En cuanto a la visión de las empresas, perciben que buscan trabajadores con “conocimientos y formación” (39.6%), “iniciativa” (38.8%) y la “capacidad de trabajo en equipo” (32%). A relativa poca distancia, señalan un paquete de características: “que acepten las condiciones laborales, sean las que sean” (29.3%), “capacidad de adaptación” (26.8%) y la de “aprendizaje” (25.6%), “entusiasmo” (21,2%) y la “obediencia” (20,1%).

Una visión que pone por encima la proactividad, la responsabilidad y la iniciativa de las personas trabajadoras pero matizada por otra, casi igualmente potente, que muestra la convicción por parte de los jóvenes de que las empresas demandan sobre todo sujetos adaptables y pasivos. Lo que reclaman a la Administración son ayudas para encontrar empleo (49,5%) e incentivos a empresas para contratación juvenil (30,5%).

 

Expectativas de empleo 

La difícil situación no parece haber mermado las exigencias de los jóvenes frente al trabajo, al menos en el plano ideal. La opción más deseada (44%) pasa por la expectativa de las mejores condiciones posibles (adecuación al perfil personal, buena remuneración, en el lugar de residencia). Lo que más valoran y buscan es la estabilidad (72,1%), muy por encima de los ingresos, la proyección o la conciliación.
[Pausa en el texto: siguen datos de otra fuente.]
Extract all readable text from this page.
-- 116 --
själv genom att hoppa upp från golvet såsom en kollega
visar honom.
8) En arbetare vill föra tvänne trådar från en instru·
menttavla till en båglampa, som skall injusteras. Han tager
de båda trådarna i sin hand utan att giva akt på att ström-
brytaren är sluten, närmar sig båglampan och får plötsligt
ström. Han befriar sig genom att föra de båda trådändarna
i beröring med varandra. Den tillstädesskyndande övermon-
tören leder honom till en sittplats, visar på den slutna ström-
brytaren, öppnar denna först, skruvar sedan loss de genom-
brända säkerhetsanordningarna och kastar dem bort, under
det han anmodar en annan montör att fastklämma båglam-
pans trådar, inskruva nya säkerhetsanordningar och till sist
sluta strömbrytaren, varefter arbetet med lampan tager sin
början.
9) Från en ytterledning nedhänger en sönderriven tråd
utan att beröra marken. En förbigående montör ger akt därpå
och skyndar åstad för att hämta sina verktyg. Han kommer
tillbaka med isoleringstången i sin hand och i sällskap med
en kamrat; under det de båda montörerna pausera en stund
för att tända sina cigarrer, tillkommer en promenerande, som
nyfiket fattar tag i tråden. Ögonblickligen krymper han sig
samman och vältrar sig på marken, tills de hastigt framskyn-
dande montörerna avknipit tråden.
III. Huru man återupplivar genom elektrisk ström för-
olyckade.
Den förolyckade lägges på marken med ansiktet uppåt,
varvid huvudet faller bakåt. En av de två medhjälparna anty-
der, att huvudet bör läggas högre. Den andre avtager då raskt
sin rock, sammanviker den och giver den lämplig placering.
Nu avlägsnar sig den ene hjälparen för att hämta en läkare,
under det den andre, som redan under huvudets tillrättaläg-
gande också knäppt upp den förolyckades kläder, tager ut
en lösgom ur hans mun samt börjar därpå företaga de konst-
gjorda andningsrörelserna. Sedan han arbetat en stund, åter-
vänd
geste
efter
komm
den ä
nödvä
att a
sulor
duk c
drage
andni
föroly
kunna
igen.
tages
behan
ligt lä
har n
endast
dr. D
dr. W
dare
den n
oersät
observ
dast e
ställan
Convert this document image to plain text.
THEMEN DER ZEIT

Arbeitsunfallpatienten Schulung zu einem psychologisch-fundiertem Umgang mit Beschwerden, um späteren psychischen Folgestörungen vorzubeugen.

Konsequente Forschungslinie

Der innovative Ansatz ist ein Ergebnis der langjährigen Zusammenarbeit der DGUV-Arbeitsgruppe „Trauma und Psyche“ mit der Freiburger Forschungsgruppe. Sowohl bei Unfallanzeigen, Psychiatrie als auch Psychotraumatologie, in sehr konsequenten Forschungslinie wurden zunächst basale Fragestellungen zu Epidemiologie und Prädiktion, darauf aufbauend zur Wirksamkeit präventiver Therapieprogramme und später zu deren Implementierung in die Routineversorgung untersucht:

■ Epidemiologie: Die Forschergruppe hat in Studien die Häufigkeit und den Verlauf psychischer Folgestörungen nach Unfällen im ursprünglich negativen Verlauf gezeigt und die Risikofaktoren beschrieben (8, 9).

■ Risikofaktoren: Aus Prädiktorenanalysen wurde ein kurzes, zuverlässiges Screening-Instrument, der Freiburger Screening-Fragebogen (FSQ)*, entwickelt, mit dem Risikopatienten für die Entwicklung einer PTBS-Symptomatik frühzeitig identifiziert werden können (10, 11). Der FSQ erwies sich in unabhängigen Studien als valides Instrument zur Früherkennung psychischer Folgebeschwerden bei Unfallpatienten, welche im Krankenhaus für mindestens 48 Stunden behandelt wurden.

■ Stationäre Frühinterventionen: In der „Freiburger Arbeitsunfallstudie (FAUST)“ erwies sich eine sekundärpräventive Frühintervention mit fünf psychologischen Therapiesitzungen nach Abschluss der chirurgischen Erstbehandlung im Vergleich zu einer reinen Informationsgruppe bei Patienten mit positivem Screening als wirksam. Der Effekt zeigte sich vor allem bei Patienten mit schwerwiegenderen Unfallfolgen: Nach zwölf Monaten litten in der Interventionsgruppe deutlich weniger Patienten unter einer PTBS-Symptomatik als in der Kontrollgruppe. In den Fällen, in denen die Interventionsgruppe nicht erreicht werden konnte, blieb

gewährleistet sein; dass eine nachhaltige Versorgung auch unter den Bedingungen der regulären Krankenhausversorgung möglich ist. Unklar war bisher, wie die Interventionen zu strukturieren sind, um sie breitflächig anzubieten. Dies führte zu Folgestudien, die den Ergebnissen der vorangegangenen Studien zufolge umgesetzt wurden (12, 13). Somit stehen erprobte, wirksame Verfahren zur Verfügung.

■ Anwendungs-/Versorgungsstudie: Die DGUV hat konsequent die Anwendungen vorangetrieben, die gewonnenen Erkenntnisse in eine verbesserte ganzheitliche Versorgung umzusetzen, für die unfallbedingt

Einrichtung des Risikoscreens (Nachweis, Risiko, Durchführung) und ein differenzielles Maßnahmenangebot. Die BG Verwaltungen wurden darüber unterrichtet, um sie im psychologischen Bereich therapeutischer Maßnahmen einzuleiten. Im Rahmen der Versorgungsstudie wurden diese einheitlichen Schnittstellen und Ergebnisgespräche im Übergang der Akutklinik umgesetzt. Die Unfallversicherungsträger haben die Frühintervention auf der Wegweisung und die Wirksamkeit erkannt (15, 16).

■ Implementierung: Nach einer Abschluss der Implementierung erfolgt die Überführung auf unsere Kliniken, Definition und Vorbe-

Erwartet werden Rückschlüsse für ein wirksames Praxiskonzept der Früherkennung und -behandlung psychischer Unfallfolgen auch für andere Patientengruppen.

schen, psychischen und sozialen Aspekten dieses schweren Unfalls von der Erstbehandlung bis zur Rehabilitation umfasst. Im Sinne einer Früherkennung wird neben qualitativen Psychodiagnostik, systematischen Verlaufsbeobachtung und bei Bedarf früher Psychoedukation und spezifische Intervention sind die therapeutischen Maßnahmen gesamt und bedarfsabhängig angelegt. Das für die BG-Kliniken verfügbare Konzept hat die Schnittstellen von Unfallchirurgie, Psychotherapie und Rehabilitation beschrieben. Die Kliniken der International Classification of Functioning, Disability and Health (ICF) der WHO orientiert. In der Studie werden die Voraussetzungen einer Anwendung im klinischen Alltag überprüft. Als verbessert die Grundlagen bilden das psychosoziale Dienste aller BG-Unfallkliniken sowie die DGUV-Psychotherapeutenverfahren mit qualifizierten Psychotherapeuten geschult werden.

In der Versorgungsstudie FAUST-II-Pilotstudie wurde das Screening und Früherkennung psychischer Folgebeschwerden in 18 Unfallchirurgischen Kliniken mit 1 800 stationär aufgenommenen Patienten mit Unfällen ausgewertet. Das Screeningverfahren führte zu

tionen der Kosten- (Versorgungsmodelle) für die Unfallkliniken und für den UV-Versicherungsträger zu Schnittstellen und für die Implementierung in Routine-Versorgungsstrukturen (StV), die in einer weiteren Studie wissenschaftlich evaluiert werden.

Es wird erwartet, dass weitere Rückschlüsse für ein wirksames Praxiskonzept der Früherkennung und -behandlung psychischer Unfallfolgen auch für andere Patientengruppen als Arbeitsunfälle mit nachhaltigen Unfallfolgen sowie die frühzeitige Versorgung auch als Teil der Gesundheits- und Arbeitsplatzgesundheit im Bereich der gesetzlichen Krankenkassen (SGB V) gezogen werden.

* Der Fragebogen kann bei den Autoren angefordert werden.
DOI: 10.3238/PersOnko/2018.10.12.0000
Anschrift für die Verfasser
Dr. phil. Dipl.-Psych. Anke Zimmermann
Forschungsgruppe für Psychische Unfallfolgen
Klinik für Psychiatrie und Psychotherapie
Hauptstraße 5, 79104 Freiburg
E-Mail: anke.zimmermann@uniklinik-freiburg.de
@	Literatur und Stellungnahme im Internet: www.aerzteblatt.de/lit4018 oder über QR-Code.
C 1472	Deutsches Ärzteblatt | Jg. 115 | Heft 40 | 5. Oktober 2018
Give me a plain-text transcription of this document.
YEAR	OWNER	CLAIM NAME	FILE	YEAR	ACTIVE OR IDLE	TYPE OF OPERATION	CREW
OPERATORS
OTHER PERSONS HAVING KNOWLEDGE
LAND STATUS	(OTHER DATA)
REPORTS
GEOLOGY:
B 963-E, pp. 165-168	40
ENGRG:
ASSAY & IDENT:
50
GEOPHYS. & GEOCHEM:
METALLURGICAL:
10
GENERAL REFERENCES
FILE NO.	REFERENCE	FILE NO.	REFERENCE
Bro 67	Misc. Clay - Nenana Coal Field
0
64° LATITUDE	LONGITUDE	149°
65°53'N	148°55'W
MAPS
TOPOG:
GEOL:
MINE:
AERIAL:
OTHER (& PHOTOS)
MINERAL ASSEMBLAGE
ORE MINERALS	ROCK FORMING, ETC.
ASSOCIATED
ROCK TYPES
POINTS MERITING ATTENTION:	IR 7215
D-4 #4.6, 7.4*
La mitad de los jóvenes (49%) considera que las condiciones del empleo en España seguirán igual, por un 32% que considera que mejorarán y un 13% que afirma que empeorarán.

Como parece lógico, entre quienes consideran que las condiciones del empleo en España empeorarán en los próximos dos años, se observa mayor probabilidad de tener que emigrar.

Pese a identificar esa posibilidad, sólo el 4% considera la emigración como primera opción en la búsqueda de empleo, mientras un 24% lo observa como alternativa en caso de encontrar una buena oportunidad, y un 32% como una alternativa en caso de necesidad. Para uno de cada cuatro jóvenes supone el último recurso, y un destacado 12% no se plantea esta cuestión. En definitiva, la emigración no se ve como una opción deseada, sino como fruto de la necesidad.